- Leagues: National Basketball League
- Founded: 2006
- History: Mantinga-ŽSM (2007–2011) Sūduva (2011–2012) Sūduva-Mantinga (2012–present)
- Arena: Marijampolė game sports school sports hall
- Location: Marijampolė, Lithuania
- Team colors: Red, White
- President: Vytautas Skučas
- Head coach: Marius Kiltinavičius
- Championships: 4 NKL
- Website: suduva-mantinga.lt
| Home | Away |

= Sūduva-Mantinga =

BC Sūduva (Krepšinio Klubas Sūduva; Basketball Club Sūduva) known as Sūduva-Mantinga for sponsorship reasons, is a professional basketball club based in Marijampolė, Lithuania. Sūduva formerly participated in the LKL. On 16 September 2010, Sūduva basketball club was removed from the LKL because of financial problems. The club currently competes in the second-tier NKL.

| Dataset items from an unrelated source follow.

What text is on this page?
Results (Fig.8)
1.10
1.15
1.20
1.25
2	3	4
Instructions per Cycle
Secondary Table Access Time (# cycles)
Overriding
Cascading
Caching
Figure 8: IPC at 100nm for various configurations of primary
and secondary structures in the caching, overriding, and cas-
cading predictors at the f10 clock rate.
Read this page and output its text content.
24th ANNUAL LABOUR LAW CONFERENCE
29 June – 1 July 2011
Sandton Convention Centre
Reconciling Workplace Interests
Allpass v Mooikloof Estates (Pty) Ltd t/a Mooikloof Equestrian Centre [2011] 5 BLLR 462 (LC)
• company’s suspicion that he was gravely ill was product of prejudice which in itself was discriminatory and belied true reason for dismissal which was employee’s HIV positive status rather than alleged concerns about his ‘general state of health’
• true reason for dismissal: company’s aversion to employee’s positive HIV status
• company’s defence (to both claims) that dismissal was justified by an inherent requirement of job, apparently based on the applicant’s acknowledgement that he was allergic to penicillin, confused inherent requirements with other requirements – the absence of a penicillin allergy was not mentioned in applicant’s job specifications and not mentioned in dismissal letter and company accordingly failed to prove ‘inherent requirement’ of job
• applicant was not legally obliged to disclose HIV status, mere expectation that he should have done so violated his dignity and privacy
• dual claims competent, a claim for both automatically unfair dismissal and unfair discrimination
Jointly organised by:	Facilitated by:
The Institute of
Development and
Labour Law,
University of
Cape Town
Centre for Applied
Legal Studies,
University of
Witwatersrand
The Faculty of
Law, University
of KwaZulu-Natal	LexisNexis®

The club was named after Suvalkija, an ethnographic region of Lithuania, of which Marijampolė is considered the capital.

==History==
"Mantinga" basketball club was founded in 2007 in Marijampolė. The club aims to develop and promote basketball in Marijampolė.

The team was called "Mantinga − ŽSM" for the first two seasons and competed in RKL, showing better results every year. In the 2010–2011 season, the team won the Small Cup of the Regional Basketball League.

In 2011, the team changed its name and became "Sūduva" and started playing in the NKL. The debut was successful, Sūduva was one victory from reaching the NKL Final Four. Marijampolė municipality contributed to the team's sponsors.

==Season by season==

| Season | League | Pos. |
|---|---|---|
| 2006–07 | LKL | 8th |
| 2007–08 | LKL | 10th |
| 2008–09 | LKL | 11th |
| 2009–10 | LKL | 11th |
| 2010–11 | RKL | 1st |
| 2011–12 | NKL | 4th |
| 2012–13 | NKL | 4th |
| 2013–14 | NKL | 10th |
| 2014–15 | NKL | 3rd |
| 2015–16 | NKL | 1st |
| 2016–17 | NKL | 1st |
| 2017–18 | NKL | 4th |
| 2018–19 | NKL | 1st |
| 2019–20 | NKL | –^{1} |
| 2020–21 | NKL | 4th |

 Cancelled due to the COVID-19 pandemic in Europe.